Peripheral fatigue limits endurance exercise via a sensory feedback-mediated reduction in spinal motoneuronal output

Abstract

This study sought to determine whether afferent feedback associated with peripheral muscle fatigue inhibits central motor drive (CMD) and thereby limits endurance exercise performance. On two separate days, eight men performed constant-load, single-leg knee extensor exercise to exhaustion (85% of peak power) with each leg (Leg1 and Leg2). On another day, the performance test was repeated with one leg (Leg1) and consecutively (within 10 s) with the other/contralateral leg (Leg2-post). Exercise-induced quadriceps fatigue was assessed by reductions in potentiated quadriceps twitch-force from pre- to postexercise (ΔQtw,pot) in response to supramaximal magnetic femoral nerve stimulation. The output from spinal motoneurons, estimated from quadriceps electromyography (iEMG), was used to reflect changes in CMD. Rating of perceived exertion (RPE) was recorded during exercise. Time to exhaustion (∼9.3 min) and exercise-induced ΔQtw,pot (∼51%) were similar in Leg1 and Leg2 (P > 0.5). In the consecutive leg trial, endurance performance of the first leg was similar to that observed during the initial trial (∼9.3 min; P = 0.8); however, time to exhaustion of the consecutively exercising contralateral leg (Leg2-post) was shorter than the initial Leg2 trial (4.7 ± 0.6 vs. 9.2 ± 0.4 min; P < 0.01). Additionally, ΔQtw,pot following Leg2-post was less than Leg2 (33 ± 3 vs 52 ± 3%; P < 0.01). Although the slope of iEMG was similar during Leg2 and Leg2-post, end-exercise iEMG following Leg2-post was 26% lower compared with Leg2 (P < 0.05). Despite a similar rate of rise, RPE was consistently ∼28% higher throughout Leg2-post vs. Leg2 (P < 0.05). In conclusion, this study provides evidence that peripheral fatigue and associated afferent feedback limits the development of peripheral fatigue and compromises endurance exercise performance by inhibiting CMD.

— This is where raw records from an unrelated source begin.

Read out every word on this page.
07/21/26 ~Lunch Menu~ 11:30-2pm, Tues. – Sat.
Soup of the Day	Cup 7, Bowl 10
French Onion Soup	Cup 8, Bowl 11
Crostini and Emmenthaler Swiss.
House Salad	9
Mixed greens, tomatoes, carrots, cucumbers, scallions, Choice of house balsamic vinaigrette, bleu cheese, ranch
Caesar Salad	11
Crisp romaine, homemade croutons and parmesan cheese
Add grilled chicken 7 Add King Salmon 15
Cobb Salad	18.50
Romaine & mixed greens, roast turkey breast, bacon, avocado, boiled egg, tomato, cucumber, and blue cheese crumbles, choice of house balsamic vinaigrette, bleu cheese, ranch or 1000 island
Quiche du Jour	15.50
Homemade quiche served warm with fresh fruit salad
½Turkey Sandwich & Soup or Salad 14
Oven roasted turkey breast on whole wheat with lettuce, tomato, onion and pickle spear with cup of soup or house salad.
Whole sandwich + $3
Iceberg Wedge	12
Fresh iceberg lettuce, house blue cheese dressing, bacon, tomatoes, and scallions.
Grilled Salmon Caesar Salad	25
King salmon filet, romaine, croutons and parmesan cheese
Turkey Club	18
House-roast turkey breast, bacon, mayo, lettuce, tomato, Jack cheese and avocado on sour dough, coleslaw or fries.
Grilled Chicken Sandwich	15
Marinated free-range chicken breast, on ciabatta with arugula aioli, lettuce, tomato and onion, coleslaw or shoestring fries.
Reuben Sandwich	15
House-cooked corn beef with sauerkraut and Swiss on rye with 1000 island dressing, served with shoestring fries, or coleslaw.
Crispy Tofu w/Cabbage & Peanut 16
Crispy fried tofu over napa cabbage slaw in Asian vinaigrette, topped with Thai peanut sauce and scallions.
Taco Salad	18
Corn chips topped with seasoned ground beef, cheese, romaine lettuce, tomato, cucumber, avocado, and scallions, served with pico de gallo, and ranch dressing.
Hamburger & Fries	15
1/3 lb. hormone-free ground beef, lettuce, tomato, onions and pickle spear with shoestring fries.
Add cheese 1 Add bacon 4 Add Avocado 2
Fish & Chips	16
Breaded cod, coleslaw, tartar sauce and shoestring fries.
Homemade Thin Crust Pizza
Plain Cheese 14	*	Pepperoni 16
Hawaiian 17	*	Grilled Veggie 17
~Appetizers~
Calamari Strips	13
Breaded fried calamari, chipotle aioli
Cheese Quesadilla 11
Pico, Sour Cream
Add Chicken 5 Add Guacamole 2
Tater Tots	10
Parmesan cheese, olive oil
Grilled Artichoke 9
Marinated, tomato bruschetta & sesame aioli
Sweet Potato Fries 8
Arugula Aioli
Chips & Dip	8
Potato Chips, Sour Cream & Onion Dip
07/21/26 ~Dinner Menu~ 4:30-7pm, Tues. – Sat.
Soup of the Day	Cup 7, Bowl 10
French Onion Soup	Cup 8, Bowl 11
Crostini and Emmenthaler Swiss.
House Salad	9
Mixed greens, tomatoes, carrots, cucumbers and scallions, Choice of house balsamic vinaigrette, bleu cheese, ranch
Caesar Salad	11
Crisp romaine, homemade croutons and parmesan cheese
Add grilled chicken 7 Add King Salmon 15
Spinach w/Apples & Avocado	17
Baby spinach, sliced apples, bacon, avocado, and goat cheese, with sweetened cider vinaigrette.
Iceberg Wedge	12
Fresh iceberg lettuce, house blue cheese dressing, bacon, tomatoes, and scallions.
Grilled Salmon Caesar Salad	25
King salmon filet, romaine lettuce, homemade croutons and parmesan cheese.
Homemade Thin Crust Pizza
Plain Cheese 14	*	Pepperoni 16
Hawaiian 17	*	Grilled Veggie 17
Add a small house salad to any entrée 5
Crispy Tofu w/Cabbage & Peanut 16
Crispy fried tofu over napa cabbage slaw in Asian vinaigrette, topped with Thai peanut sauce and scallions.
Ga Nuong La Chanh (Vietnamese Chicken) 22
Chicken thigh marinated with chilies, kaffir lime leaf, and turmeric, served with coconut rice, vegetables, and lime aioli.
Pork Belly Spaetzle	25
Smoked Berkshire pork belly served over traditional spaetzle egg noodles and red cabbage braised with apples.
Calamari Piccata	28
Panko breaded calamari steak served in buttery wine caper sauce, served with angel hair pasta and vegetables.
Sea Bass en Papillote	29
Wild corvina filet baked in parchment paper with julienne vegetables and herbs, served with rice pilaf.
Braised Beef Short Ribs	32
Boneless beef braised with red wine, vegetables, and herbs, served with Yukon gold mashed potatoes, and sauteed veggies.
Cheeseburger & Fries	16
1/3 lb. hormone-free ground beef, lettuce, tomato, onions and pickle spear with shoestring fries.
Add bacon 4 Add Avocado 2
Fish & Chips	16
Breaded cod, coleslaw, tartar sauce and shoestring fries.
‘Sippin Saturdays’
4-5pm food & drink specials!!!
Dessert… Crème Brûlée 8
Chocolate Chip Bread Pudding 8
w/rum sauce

Keywords: central fatigue; central motor drive; group III and IV muscle afferents; neural feedback.

Fig. 1.

Experimental design. Days 1 and 2 and days 3 and 4 were carried out in random order and separated by at least 48 h. Leg order and dominance were balanced.

Fig. 2.

Individual and group mean data illustrating endurance time to task failure and peripheral quadriceps fatigue under control conditions (Leg₂, i.e., exercise performed with rested contralateral leg) and under experimental conditions (Leg₂post, i.e., exercise performed with severe quadriceps fatigue in the contralateral leg).

Fig. 3.

Physiological responses to constant-load single leg knee-extensor exercise without (Leg₂) and with preexisting quadriceps fatigue in the contralateral leg (Leg₂-post). V̇o₂, oxygen consumption; V̇co₂, carbon dioxide production; V̇e, minute ventilation; MAP, mean arterial pressure; HR, heart rate; CO, cardiac output. *Significant difference vs. Leg₂ (P < 0.05).

Fig. 4.

Ratings of perceived exertion (RPE) during constant-load, single-leg knee extensor exercise performed without (Leg₂) and with (Leg₂-post) a preexisting level of quadriceps fatigue in the contralateral leg.

Fig. 5.

Integrated EMG (iEMG) of vastus lateralis during constant-load, single-leg knee extensor exercise performed with the same leg without (Leg₂) and with a severe degree of preexisting quadriceps fatigue in the contralateral leg (Leg₂-post). Values are normalized to the first minute of exercise. Mean values for iEMG during each muscle contraction (knee extension) were calculated and averaged over each 60-s period. Data are from five subjects. *Significant difference vs. end-exercise Leg₂ (P < 0.05).

Fig. 6.

Schematic illustration reflecting potential sensory alterations during the consecutive single-leg knee extensor performance tests. With the onset of exercise of the first leg (Leg₁), both muscle afferent feedback and central motor drive (CMD) started to progressively rise (points A and B) until the sensory tolerance limit (dashed line) was reached at exhaustion (point B). With the end of Leg₁ exercise, CMD to this leg ceased entirely (thin dotted line), whereas group III/IV afferent firing continued due to the cuff inflation at a high level. Within 10 s, the cuff was released (point C), afferent firing from Leg₁ began to decline (dotted line), and afferent feedback and CMD related to the now exercising second leg (Leg₂-post) started to increase. In addition, afferent feedback from Leg₁ (although recovering) likely remained fairly high, adding to the continuously increasing afferent feedback and CMD associated with the exercise of the second leg (Leg₂-post) (points D and E). Consequently, the tolerance limit for this Leg₂-post trial was reached relatively quickly, as indicated by the short time to exhaustion (point E).